I recently followed the write a terminal editor tutorial from here: https://viewsourcecode.org/snaptoken/kilo/ in zig 0.16.0 and since there is a lot of writing, which can fail, to stdout() there are A LOT of try keywords in my code (Flashback to .unwrap() and .expect("..") in my rust code). And it got me thinking why exactly do we need try?
We need to deal with the errors anyway why not just automatically raise the error if one occurs (which in reality is what you do in most cases) and have just code like catch for when we deal with it now? This would cleanup the code a lot in my opinion.
fn test_method() !void {
let v1 = method1(); // If error automatically propagates.
method2() catch |err| {
// DEAL WITH ERROR here no auto propagation.
}
method3() catch-to result; // Treat result later (Adds bew keyword).
// result above would be the same error union type as the method return type.
// Alternatively
const result !: method3() // !: is like = but cathes the error union.
}
Of course there can be a much better keyword then !: It’s just a placeholder for discussion.
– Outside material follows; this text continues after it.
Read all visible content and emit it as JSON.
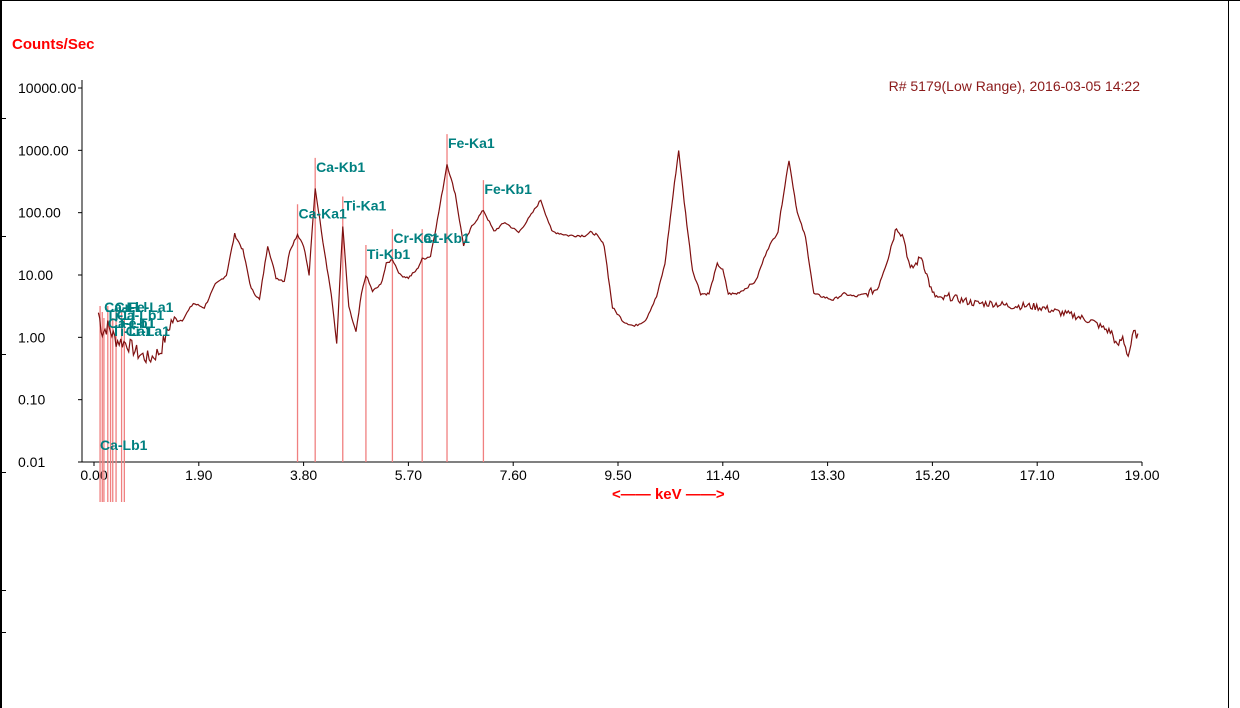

Have a dedicated keyword for when you DON’T want to propagate the error instead of a dedicated keyword for when you DO would really cleanup a lot of code from my point of view.
I think this still hold for the zig zen of communicating intent clearly as you see right there where the error is treated if not you know it bubbles up the chain.
I would like to hear some opinions on this topic from you all.
try is a visual marker for function calls that can fail, and conversely the absence of indicates that a given function call cannot fail. if you make it implicit, then when reading code you will not immediately know if a given function call will cause control flow to change or not, and that would suck.
If you find try annoying then it probably means that you are not handling your errors properly. If you find yourself bubbling all the errors up to main(), then you are no better off than using catch @panic everywhere, which is not a good error handling strategy.
e.g. if reading a file fails and you bubble up the error then the user will just see a completely useless error.FileNotFound or error.AccessDenied as the program crashes.
However if you handle the error locally by e.g. logging the file path together with the error and panicing (or ideally continuing if possible, in a GUI application you could also display an error message box), then the user can go into their file system and fix the file permissions or whatever.